For instance, I knew a guy in law school who had some kind of birth defect. I read the diagnosis, but I still don’t fully get it. But one of the problems it spawned was that although his right brain was there, it literally was doing nothing for him. And when he explained that to me, it made a whole lot about him make sense. For instance, I used to have an answering machine that would play a classical music song as it wound the tape (which dates the story, I know). So one day I come home from school to hear him on the message, saying, “that music was so nice, I never wanted it to end.” Classical music SPOKE to him the way, say, Nirvana speaks to me and a lot of people around my age.

And when he explained that about his right brain, I suddenly understood why. People forget that classical actually meant originally, more or less, greek and roman. Now today we use it to more generically indicate quality, so we have something called “classic rock” and “classic movies” and even “new classics.” But the classical music was an attempt to make Greek and Roman music. The problem was we had no idea what greek and roman music sounded like. We have their music sheets but no way to understand what the notations mean. So, the classical composers reasoned, since the Greeks and romans were really logical, their music would probably be math-based, so their reimaging of it would also be math based.

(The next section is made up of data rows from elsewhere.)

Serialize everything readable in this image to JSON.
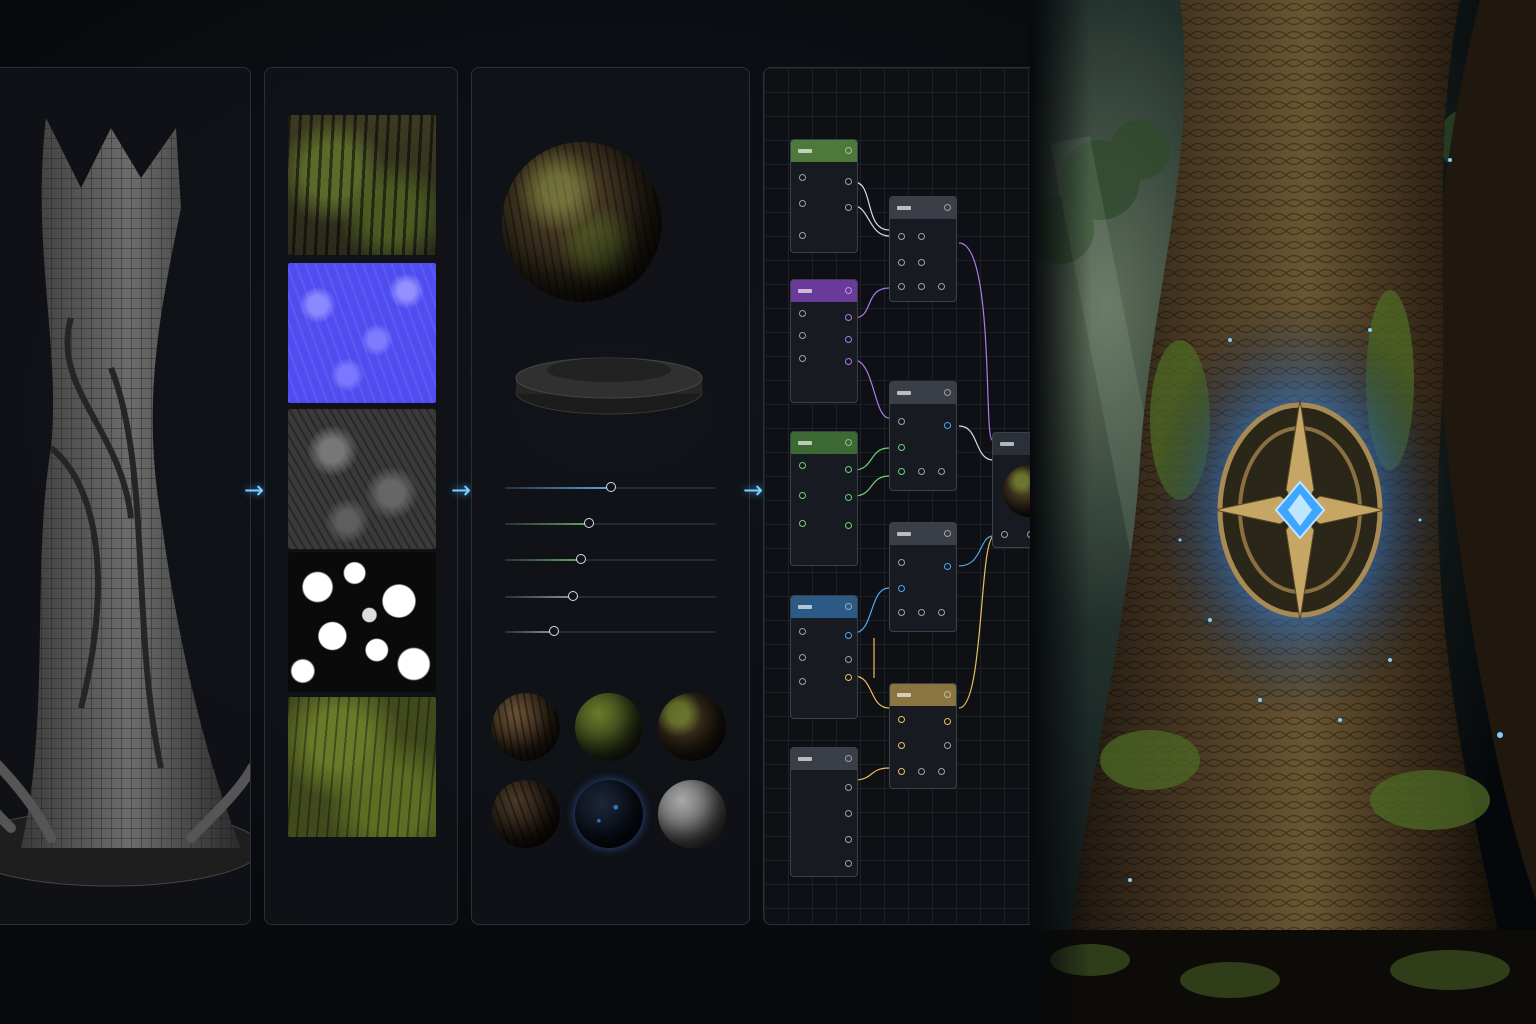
{
  "pipeline": {
    "stages": [
      "mesh",
      "texture-maps",
      "material",
      "node-graph",
      "final-render"
    ]
  },
  "material_panel": {
    "sliders": [
      {
        "value": 0.5,
        "color": "#4ea8e8"
      },
      {
        "value": 0.4,
        "color": "#5fa860"
      },
      {
        "value": 0.36,
        "color": "#5fa860"
      },
      {
        "value": 0.32,
        "color": "#8a9099"
      },
      {
        "value": 0.23,
        "color": "#8a9099"
      }
    ],
    "presets": [
      "bark",
      "moss",
      "mossy-bark",
      "dark-bark",
      "glowing",
      "stone"
    ]
  },
  "node_graph": {
    "wire_colors": [
      "#d8dde4",
      "#b07ae8",
      "#6fd07a",
      "#4fa8e8",
      "#e8c25a"
    ],
    "header_colors": [
      "#4d7a3a",
      "#6a3a9a",
      "#3d6a34",
      "#2c5a86",
      "#3a3f47",
      "#8a7440"
    ]
  },
  "colors": {
    "accent": "#3aa0ff",
    "background": "#07090c"
  }
}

Which is stupid, when you think about it. So classical music was dominated by that mode. I think Wagner and the other romantics that, let’s face it don’t fit that mold. And of course Nirvana and most other rock and roll is VERY much in the non-numerical music camp.

So that is why having your kid listen to classical music helps them in math later on. You are organizing their brains to be more left brained. And that is why my friend just loves classical.

People really can think in ways that are fundamentally different from each other, and yes even learn in different ways. Denying that reality will only harm students.